Before I even got up, I heard a loud noise.... I thought to myself "oh no"..."turtles fell off " ( I had them sitting in a tub ontop of the trash can ....they usually stay in the bathtub..but I was going to take a shower so I had took them out earlier)
I walk in there...and see the tub still sitting there...and one of the turtles was starting to come over the edge of it. lol I just started laughing.. I almost had an escapee! I ran to get my camera and took a quick picture.
I walk over to the tub and the turtle slides back down...it was Squirt...always trying to get loose that one lol...
Then I take my shower...and go back to chatting with my friends.
After about 30 minutes I dry my hair ( I know I'm so detailed in my blogging :P )
and then decide to go outside and take some updated pictures of myself :)
It's very beautiful outside today...but...very windy too...so my hair was blowing all over the place.
Took some pictures around a cherry blossom tree, even put one of the blooms in my hair :)
after my little photo session, I come back inside...and chat some more lol...
I start listening to one of my favorite musicians...Michael Tolcher. :) He's awesome.
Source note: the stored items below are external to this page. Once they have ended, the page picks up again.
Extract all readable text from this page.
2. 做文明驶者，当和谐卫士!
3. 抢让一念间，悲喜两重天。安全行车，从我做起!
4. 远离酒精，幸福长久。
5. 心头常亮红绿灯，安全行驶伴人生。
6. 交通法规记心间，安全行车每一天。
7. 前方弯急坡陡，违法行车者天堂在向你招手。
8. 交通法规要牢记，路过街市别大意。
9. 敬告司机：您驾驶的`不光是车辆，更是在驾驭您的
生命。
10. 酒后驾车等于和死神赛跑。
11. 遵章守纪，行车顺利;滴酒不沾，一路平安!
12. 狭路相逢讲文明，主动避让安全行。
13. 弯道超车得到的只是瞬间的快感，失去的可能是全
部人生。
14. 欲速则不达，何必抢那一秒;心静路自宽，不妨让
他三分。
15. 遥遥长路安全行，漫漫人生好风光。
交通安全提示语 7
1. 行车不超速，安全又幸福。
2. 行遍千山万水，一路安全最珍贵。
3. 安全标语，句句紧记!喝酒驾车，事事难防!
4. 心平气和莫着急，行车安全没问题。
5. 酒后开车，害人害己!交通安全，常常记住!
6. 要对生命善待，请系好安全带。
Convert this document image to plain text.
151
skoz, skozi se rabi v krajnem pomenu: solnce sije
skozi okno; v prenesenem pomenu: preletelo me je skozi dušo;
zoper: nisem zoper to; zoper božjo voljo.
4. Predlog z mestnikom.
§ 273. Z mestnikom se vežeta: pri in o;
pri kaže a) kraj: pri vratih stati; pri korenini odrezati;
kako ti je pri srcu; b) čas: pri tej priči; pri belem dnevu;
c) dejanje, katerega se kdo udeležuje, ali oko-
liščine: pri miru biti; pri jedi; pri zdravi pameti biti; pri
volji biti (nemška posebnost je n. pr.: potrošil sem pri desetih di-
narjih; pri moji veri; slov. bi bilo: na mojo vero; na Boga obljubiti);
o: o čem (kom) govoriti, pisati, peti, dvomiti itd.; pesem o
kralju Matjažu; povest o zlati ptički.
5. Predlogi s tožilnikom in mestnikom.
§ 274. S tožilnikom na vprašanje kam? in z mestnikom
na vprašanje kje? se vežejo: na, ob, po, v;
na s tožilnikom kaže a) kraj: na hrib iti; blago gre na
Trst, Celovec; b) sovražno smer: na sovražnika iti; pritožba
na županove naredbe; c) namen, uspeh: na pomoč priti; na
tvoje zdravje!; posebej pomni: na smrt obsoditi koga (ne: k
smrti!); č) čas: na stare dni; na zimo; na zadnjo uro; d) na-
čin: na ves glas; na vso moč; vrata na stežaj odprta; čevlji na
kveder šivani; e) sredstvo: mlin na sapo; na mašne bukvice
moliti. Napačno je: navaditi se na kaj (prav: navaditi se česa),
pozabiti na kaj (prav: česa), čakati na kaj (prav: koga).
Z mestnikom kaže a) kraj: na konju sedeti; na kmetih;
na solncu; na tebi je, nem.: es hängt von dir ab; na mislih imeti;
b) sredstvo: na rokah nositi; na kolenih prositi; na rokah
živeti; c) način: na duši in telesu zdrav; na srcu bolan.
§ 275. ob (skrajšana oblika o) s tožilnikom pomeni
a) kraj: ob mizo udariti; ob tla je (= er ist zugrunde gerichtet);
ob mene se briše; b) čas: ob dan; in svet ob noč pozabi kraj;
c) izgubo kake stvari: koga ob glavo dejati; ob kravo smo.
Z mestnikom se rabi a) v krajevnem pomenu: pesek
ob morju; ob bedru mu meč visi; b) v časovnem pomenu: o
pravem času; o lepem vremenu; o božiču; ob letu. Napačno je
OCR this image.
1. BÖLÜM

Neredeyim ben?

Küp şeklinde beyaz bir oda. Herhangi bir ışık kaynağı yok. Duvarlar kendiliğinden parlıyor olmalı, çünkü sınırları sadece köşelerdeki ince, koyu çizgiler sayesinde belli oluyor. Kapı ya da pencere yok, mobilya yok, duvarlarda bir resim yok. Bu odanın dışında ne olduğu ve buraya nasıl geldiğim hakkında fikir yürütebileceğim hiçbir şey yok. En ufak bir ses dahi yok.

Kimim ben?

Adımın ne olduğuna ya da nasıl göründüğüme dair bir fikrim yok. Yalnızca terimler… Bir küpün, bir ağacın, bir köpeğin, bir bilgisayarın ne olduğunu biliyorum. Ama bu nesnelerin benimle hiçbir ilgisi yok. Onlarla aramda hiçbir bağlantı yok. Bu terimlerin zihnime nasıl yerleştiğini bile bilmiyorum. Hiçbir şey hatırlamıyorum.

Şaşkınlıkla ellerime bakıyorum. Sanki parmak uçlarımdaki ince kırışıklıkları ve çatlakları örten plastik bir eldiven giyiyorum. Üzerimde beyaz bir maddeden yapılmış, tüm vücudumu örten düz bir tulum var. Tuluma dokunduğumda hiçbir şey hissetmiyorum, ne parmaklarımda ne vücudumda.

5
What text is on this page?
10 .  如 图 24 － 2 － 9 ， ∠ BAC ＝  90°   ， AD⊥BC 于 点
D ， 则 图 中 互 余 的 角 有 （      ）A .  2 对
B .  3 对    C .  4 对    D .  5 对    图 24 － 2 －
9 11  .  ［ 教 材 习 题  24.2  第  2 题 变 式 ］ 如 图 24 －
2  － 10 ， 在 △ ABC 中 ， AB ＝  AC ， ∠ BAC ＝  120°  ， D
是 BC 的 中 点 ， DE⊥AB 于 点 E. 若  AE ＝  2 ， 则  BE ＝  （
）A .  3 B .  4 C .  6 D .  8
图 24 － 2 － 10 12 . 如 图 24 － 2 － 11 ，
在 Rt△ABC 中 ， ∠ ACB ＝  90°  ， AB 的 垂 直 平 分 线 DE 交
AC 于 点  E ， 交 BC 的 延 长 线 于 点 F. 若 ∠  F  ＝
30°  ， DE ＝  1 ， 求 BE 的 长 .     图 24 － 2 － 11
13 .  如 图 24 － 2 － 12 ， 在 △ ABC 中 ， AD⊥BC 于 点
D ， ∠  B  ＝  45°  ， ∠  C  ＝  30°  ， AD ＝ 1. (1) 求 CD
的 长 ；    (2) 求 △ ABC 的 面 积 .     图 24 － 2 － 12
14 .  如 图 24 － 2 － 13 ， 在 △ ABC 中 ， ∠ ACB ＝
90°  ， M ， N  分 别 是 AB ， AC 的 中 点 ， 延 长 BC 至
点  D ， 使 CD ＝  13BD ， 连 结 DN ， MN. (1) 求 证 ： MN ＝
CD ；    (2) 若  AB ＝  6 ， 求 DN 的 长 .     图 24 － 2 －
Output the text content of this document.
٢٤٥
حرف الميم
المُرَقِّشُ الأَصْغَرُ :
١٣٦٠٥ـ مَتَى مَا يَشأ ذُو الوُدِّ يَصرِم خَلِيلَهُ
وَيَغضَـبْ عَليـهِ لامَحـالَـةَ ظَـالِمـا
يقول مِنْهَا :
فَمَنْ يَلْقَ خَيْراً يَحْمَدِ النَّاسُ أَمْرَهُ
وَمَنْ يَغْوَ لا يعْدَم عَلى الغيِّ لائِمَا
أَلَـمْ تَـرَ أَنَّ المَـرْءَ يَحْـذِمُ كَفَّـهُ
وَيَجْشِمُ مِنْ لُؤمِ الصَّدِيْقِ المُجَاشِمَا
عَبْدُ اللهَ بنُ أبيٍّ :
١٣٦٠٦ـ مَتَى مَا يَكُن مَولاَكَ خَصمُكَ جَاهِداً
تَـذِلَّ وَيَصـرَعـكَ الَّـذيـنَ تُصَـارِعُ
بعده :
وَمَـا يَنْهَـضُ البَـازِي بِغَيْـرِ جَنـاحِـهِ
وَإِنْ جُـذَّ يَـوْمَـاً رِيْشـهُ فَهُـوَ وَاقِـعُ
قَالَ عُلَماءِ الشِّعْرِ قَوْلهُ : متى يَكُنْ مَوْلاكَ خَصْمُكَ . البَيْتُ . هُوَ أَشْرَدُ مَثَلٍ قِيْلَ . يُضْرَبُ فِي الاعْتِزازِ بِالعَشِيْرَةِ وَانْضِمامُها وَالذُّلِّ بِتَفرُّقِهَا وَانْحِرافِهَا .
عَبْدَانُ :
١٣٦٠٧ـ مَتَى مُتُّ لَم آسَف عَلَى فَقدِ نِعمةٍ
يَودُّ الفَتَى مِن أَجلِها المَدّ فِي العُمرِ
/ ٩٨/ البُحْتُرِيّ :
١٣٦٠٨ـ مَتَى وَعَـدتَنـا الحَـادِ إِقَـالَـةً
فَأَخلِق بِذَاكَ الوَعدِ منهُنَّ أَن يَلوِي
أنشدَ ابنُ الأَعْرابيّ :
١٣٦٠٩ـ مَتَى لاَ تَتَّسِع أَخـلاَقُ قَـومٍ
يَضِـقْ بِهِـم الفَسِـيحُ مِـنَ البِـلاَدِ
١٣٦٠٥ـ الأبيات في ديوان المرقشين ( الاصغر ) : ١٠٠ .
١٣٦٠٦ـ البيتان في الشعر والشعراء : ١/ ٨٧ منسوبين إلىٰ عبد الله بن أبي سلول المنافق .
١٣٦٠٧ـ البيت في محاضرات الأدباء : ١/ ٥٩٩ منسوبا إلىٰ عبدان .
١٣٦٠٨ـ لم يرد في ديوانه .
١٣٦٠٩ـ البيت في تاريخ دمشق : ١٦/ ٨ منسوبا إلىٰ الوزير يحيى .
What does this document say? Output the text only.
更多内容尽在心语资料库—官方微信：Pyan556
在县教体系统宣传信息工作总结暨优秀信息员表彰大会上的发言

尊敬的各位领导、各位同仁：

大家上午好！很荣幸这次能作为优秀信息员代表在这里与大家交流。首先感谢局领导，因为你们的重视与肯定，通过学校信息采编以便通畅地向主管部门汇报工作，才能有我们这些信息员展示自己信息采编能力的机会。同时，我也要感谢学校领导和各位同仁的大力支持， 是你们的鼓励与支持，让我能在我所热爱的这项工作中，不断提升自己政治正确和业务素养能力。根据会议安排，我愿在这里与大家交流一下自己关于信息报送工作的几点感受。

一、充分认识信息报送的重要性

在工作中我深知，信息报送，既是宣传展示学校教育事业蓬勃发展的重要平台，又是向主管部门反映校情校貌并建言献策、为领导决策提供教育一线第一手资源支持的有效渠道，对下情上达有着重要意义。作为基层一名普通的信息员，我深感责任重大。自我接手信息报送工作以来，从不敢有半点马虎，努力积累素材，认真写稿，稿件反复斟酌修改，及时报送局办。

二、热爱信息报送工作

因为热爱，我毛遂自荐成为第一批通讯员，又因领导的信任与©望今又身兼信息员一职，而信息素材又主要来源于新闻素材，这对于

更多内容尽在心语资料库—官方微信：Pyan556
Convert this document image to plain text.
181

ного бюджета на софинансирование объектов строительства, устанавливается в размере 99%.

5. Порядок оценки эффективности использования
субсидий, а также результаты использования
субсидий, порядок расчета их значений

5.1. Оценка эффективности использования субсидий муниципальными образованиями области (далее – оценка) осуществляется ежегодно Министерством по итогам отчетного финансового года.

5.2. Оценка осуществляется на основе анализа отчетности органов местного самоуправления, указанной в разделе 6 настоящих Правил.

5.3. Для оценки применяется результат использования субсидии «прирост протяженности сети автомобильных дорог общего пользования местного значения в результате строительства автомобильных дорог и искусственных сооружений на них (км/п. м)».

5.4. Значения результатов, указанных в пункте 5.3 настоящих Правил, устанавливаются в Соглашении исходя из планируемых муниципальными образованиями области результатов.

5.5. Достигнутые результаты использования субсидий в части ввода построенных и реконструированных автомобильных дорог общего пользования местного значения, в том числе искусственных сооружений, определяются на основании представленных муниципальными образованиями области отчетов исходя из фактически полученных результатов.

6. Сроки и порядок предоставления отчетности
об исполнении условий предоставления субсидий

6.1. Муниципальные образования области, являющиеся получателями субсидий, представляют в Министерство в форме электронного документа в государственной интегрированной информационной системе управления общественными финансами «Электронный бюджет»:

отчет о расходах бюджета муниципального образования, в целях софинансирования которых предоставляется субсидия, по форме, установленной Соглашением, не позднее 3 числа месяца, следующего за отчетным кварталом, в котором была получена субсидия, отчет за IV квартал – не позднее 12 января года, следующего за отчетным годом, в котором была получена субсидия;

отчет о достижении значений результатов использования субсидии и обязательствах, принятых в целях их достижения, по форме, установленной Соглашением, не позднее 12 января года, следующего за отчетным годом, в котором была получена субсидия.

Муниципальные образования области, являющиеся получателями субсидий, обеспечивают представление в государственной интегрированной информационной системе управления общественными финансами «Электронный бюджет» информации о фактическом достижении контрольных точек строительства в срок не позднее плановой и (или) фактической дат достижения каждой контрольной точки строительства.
Got a great attitude to go with his talent. you should check him out.
http://www.michaeltolcher.com/
but as I continue to sit there.......I start getting depressed.... lonely really....
I start thinking about ...well you know who....and how he is apparently happy without me in his life.... and that kinda hurts.. i don't want him to be happy right now..I know that's selfish...but I'm the one that went through all the crap, i'm supposed to be the one that's happy...not him.
*pouts*
I try to send a yahoo chat message to my best friend of all time, but he's not online ....
so I call one of my guy friends....just to hear someone's voice...to hopefully get my mind off him and my loneliness.....but after a few minutes...he hurts my feelings and I hang up on him.
He tries to call back , but I don't answer..... he sends a text message...I still don't answer...and he facebook chat's me...I don't respond... I want him to realize he hurt my feelings...and when a girl's feeling down, you don't say stuff to upset her no matter if you're joking or not...it's just not right.
After awhile, My bestie gets online and we start chatting...he cheers me up :) as always :) I don't know what I would ever do without him. It's like he's my other half...that's half way across the world right now thanks to the United States Air Force.
He should be coming home in 3 weeks though! I can't wait!!!! :) I soooo need a hug from him after all that I've been through!
I start getting hungry..so I go make a quick lunch.....and start planning what's for supper.
And now...I'm just blogging..... I was planning to write 2 blogs per day...but it appears as if I've cut back to just 1 per day.....but that's okay...more to write about in them lol....
Oh by the way! Michael Tolcher will be in Boone, NC on May 6th.... Charlotte, NC on May 7th and Asheville, NC on May 8th for anyone interested in checking him out! I highly recommend it!